Dettori eyeing jockeys’ title
For Frankie Dettori, the first day of the rest of his professional life could be said to start tomorrow at Newmarket.
His book of seven mounts includes two in the silks of Godolphin, with whom he ended an 18-year association on Sunday. But while there will be necessarily some business as usual for the moment, life as a freelance awaits the Italian next year.
And with it an intriguing possible tilt at a fourth championship.
After their tremendous and mutually beneficial partnership, the jockey and Sheikh Mohammed’s elite team now have different agendas.
Dettori, feeling marginalised by the blues’ recruitment and promotion of rising star Mickael Barzalona, brought matters to a head by taking the Prix de’ Arc de Triomphe ride on Camelot, representing the Sheikh’s greatest rivals, the Coolmore partners.
But there has been enough sparkling water under the bridge — including 110 top-level winners — for the two sides to remain pragmatic colleagues, if on a different basis.
“There has been no falling out,” said Godolphin racing manager Simon Crisford.
“And Frankie will be with us until his contract expires at the end of the year. As we’ve said, after that I am sure he will ride for us when it suits both parties. The difference will be that he will not be our retained jockey.”
At the next two international carnivals Dettori’s Godolphin mounts will include Artigiano in the Breeders’ Cup Juvenile Turf and Cavalryman in the Melbourne Cup. Tomorrow he will be on Ikhtisas, trained by Saeed Bin Suroor, and Quintilian, from Mahmood Al Zarooni’s stable.
With a full book he will also partner Sunbula (Charles Hills), Goodwood Mirage (John Dunlop), Master Ming (Brian Meehan), Zain Eagle (Gerard Butler) and No Poppy (Tim Easterby).
A retainer from a powerful operation can bring financial advantages and security, and does not necessarily preclude a rider from taking outside mounts when not otherwise required.
Dettori’s agent, the ex-jockey Ray Cochrane, looks forward to having his man (whose three titles did come during his time with Godolphin, in more relaxed times in 1994, 1995 and 2004), less constrained.
“We will set our sights on winning big races,” he said yesterday. “And we’ll have a crack at being champion. We have discussed that in the past and it shouldn’t be too hard.
“The biggest thing of him not being retained by Godolphin is that I’ll be able to kick on (with bookings) five days in advance, and make it my aim to get him on the best horse. Godolphin didn’t let me know where he was committed until 48 hours beforehand.”

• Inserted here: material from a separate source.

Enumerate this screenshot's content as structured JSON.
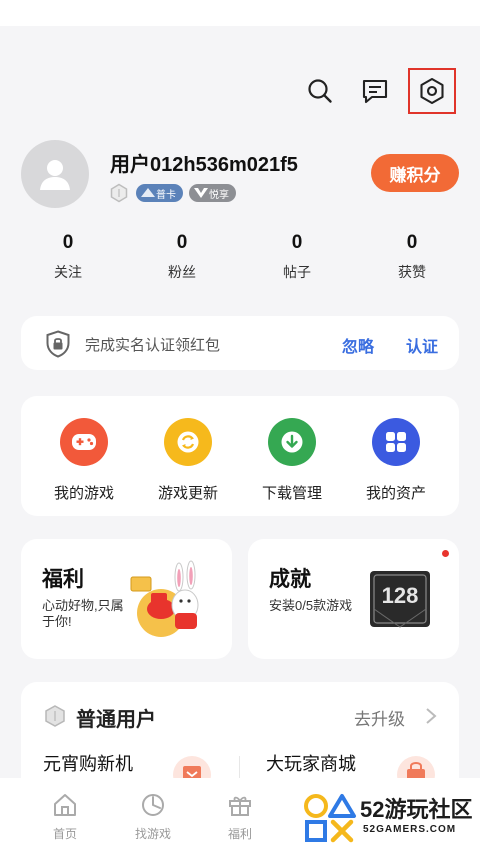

Dettori, who has ridden 50 British winners this year to champion-elect Richard Hughers’s 169, is not only still the only jockey instantly identifiable by the wider public (witness his recently being given as the answer by a University Challenge student to the question of who finally won the Grand National on his 15th attempt. Eat your heart out, AP McCoy), he is still arguably the best.